The increase in the installation of PV sites in 2022 significantly dropped to the level of 2019, as can be seen in Figure 6a, and no dynamic PV site installation shift was observable in Figure 5d. Figure 6b shows the shift in the type of land cover used for solar PV site installation. “Barren lands” had been the most common for all four years and were the dominant choice in 2019 and 2020. These infertile lands are usually cheap to acquire, and the cost of removing woody vegetation would not be high. The population should also be low in those environments; therefore, conflicts with the local community due to the construction of the PV sites could be avoided. Therefore, they could be a good place for solar power site installation, which transforms barren lands into an income source by selling the produced electricity at a fixed price thanks to the FIT policy.
This finding is quite different from that of the previous global-scale study, which concluded that croplands are the most common LULC class used for PV installations [11]. Hence, the availability of these barren lands might be one of the key components for PV development in Vietnam. However, in 2021 and 2022, the share of barren lands dropped, and forests and croplands were also chosen for PV site construction. By also considering the findings that the size of the PV sites had been decreasing continuously, PV sites were placed on steeper slopes, in areas with lower PV potential, and in more populated areas, as shown in Figure 7, Figure 8, Figure 9 and Figure 10, respectively.

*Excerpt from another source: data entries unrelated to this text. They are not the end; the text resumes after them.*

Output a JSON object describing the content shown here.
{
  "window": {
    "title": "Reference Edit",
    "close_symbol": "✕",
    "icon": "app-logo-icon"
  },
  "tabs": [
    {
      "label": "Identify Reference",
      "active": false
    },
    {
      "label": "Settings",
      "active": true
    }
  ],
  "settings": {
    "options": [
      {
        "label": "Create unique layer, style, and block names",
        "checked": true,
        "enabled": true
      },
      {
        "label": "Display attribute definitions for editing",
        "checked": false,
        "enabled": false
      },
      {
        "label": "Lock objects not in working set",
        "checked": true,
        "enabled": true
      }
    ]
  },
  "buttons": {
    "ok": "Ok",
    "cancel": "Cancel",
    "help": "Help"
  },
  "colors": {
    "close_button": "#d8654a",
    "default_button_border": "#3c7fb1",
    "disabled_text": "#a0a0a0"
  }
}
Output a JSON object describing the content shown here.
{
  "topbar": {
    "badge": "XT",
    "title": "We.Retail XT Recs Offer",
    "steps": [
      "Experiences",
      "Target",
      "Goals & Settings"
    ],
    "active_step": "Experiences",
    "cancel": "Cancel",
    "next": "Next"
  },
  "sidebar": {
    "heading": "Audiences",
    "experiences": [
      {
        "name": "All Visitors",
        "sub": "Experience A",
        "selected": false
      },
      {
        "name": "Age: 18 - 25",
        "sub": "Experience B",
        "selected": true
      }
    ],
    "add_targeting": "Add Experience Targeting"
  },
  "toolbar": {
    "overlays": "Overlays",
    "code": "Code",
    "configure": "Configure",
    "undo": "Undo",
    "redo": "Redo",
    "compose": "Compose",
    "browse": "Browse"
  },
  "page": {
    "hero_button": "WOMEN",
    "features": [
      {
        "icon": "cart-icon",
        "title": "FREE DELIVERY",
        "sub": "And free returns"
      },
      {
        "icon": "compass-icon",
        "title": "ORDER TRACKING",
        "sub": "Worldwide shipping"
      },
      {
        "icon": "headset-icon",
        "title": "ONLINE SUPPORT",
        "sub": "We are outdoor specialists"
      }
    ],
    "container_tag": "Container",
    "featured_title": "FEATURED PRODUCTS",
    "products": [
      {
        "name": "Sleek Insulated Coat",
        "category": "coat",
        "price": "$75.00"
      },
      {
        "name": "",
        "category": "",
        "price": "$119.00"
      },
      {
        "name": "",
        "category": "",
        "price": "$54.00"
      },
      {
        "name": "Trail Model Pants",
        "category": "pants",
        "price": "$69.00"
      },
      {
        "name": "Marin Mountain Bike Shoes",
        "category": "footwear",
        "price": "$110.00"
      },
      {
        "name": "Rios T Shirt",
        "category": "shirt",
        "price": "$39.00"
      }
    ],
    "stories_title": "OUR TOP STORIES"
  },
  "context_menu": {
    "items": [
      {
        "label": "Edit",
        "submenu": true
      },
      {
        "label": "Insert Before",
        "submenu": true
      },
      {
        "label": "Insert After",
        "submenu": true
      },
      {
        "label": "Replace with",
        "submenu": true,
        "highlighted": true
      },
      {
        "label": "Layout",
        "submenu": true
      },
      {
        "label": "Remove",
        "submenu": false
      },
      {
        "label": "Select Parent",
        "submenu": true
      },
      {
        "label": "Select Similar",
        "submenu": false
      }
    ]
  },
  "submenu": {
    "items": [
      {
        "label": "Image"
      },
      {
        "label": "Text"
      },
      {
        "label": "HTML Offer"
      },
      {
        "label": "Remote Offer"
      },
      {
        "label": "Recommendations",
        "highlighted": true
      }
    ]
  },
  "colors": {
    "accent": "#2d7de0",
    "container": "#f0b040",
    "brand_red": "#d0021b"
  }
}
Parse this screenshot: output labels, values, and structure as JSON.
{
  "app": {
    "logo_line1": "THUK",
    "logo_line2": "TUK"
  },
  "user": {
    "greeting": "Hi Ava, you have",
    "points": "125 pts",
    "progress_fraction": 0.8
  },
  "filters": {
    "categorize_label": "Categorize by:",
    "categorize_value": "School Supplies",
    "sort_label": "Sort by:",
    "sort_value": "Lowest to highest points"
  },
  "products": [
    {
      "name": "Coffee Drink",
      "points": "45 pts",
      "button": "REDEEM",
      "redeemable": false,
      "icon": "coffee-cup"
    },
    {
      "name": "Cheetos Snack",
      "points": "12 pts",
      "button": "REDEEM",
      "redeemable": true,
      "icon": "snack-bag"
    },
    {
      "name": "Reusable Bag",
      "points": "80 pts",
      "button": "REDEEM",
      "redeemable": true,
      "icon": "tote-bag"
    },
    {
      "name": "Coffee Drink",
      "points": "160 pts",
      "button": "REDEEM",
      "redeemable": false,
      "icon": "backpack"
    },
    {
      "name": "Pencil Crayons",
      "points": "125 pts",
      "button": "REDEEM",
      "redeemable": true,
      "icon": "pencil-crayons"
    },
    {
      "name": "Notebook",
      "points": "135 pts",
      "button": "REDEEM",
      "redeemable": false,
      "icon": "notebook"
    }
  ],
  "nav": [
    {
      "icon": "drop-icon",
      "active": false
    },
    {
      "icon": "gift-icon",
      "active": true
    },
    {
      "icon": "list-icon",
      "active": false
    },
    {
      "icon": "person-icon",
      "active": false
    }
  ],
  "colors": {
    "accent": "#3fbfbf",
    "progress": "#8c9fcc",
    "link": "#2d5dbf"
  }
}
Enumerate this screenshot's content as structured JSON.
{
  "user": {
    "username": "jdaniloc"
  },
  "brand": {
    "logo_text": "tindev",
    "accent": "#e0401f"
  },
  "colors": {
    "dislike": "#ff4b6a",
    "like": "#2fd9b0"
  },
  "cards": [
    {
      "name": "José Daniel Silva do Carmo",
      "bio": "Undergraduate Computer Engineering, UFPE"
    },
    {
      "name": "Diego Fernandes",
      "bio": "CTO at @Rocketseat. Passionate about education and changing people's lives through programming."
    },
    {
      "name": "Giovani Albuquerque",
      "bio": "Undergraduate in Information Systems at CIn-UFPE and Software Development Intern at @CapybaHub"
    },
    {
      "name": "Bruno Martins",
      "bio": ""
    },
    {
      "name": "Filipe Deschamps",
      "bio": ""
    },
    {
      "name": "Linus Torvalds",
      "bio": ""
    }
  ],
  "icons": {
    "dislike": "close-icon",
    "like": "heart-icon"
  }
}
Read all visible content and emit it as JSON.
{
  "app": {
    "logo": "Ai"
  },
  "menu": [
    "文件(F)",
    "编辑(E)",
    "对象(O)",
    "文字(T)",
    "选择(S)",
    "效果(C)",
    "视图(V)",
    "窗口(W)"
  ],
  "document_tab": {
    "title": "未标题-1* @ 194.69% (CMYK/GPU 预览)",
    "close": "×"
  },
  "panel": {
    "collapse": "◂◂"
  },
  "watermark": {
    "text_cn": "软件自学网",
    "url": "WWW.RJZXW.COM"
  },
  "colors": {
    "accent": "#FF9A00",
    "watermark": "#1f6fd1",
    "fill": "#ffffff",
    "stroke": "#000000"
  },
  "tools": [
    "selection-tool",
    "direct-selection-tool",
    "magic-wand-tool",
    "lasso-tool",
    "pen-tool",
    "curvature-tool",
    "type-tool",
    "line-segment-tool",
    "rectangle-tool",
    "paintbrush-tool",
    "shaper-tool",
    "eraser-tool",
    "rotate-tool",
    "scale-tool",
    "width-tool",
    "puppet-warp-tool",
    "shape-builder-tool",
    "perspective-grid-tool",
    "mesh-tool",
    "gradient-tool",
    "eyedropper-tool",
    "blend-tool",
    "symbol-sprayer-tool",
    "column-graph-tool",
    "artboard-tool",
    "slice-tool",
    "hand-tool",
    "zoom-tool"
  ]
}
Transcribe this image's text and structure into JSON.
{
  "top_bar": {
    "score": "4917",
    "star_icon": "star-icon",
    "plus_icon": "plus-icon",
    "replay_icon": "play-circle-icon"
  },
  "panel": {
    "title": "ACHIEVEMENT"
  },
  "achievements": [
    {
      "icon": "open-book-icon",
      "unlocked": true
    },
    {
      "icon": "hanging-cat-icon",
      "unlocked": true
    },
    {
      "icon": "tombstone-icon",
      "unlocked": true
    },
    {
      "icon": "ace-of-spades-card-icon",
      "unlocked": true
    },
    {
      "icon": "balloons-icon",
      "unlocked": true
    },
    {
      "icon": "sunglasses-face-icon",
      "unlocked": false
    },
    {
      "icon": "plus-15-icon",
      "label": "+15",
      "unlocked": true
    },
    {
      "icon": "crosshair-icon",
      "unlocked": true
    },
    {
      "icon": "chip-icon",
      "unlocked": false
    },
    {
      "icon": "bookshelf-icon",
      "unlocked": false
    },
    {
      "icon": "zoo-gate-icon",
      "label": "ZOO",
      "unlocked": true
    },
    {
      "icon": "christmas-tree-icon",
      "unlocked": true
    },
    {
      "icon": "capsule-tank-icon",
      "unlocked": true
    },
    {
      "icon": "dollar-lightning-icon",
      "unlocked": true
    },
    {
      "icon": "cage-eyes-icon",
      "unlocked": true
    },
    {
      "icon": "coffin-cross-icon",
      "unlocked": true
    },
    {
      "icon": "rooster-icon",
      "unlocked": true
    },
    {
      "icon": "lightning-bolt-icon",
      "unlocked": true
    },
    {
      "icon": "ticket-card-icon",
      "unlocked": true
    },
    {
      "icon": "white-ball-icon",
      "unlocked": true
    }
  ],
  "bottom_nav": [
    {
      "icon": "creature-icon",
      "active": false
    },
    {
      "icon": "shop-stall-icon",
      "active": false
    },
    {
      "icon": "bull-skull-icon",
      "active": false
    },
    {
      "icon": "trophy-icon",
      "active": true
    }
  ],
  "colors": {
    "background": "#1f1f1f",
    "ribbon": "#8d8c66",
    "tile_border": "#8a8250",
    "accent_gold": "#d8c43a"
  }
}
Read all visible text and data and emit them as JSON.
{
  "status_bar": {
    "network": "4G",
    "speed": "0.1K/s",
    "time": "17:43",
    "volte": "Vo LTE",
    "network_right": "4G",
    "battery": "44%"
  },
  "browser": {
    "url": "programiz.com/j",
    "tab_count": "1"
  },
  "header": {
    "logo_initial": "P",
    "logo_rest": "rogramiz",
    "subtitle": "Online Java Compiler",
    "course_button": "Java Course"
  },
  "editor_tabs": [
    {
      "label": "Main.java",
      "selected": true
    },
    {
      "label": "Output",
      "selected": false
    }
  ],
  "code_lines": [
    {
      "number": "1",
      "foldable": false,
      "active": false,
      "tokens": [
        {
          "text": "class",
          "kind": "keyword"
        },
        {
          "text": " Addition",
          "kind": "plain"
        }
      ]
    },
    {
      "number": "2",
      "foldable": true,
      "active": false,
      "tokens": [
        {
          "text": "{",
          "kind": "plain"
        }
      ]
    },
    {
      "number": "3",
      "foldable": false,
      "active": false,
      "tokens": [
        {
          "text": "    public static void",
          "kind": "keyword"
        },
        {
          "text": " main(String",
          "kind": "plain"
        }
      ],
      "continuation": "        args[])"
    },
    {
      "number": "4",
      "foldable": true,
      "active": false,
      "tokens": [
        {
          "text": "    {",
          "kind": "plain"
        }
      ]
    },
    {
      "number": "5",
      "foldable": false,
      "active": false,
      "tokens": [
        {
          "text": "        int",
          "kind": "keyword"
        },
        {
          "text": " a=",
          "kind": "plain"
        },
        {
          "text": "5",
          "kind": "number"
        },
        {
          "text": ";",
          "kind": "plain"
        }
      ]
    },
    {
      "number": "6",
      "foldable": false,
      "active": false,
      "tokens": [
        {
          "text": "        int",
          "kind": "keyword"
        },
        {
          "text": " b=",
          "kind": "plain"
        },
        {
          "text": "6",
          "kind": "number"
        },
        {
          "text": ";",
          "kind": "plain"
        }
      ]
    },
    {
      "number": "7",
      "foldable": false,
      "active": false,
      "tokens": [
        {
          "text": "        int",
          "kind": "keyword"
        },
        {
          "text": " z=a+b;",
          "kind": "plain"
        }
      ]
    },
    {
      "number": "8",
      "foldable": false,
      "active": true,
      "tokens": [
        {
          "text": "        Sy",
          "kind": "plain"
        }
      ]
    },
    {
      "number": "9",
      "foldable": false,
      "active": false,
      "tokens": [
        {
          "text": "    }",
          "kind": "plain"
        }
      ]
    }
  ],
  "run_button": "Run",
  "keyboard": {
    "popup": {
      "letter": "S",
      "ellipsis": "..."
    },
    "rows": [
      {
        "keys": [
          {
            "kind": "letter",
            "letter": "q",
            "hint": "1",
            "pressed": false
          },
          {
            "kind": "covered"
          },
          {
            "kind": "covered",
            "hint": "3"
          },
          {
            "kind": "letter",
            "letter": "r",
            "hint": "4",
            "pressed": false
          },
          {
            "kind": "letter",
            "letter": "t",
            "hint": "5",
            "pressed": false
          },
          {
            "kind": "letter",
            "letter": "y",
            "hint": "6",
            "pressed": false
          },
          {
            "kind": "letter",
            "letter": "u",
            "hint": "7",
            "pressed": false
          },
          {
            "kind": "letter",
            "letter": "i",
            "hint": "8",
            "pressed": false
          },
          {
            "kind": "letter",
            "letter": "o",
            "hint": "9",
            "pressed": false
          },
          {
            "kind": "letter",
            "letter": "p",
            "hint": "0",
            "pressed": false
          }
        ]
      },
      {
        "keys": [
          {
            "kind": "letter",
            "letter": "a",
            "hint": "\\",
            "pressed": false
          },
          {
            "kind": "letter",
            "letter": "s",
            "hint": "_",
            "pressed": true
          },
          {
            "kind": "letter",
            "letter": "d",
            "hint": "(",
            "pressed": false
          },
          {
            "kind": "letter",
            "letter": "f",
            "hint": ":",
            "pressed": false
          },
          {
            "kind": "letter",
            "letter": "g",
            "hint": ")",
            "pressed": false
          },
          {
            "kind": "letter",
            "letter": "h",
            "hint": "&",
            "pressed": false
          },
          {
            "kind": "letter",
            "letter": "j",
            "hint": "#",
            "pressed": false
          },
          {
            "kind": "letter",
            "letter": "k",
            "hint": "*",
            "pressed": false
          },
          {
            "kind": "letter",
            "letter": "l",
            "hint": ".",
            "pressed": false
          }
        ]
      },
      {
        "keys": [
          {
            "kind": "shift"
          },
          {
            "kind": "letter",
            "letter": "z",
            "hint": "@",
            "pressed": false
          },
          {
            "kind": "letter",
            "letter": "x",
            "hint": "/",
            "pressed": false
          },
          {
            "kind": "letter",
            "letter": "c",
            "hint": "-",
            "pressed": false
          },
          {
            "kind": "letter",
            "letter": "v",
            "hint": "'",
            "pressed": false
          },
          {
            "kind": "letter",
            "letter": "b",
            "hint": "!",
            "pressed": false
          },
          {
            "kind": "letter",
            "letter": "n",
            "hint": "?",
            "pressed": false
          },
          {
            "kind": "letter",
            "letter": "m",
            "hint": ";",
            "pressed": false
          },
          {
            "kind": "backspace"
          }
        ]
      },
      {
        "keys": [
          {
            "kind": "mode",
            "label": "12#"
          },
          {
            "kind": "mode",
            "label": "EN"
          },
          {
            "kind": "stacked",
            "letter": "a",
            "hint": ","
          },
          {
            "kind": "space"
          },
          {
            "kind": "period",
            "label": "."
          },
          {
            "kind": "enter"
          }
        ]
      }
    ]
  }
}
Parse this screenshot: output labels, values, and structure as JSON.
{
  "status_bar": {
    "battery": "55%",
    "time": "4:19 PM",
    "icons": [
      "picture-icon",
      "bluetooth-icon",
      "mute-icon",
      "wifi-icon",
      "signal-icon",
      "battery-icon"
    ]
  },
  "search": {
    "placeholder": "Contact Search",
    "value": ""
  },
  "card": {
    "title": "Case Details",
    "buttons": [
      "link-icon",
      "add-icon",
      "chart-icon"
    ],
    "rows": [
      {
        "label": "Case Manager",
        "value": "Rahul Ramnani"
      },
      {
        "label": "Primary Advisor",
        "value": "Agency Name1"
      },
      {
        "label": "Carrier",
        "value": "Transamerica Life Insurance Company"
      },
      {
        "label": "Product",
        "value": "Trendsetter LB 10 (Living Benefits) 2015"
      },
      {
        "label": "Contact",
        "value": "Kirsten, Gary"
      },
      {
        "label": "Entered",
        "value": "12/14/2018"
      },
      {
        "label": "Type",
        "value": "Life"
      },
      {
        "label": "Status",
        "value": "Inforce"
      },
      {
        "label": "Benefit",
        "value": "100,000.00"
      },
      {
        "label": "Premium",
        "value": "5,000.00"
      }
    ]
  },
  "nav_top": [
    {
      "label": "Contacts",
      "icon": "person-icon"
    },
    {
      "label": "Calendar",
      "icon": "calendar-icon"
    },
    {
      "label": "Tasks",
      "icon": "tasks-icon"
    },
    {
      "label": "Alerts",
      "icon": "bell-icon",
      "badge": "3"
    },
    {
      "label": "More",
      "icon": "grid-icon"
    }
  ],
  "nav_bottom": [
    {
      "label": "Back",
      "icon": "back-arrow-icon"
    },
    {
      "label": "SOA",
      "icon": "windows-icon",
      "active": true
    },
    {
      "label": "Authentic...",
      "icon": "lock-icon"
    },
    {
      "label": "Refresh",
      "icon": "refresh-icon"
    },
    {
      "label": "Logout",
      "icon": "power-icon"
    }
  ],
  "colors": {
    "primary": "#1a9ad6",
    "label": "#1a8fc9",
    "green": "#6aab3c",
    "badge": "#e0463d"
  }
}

It could be inferred that the PV sites were situated on lands less suitable for solar-based energy generation in later years. Since the FIT mechanism is active until 2023, financial support shall not be the dominant factor for the shift in the PV site installation trend. Furthermore, the cost of a solar PV site had been decreasing until at least 2020 [60], and the newly installed PV capacity has been growing globally [61]; that sudden price hikes in the study period from 2019 to 2022 could hamper the new installation of PV sites is also unlikely. Hence, this shift could be caused by the following two reasons: first, smaller-scale PV site operators, such as individuals, would have limited choices for PV construction sites. Therefore, their solar facilities could not be placed in suitable locations such as the flat and sunny barren lands along the southeastern coast. Second, the capacity of the energy transmission through the power line limits the number of PV panels that can be placed and connected along the grid. Therefore, once the energy grid capacity transferring electricity from suitable locations to the energy consumption areas has been used up, additional PV panels must be placed in locations where the room for electricity transmission is still available, and the size of the solar farms could decrease because of the insufficient transmission capacity in the nearby power grids. The second hypothesis is further discussed in Section 4.3.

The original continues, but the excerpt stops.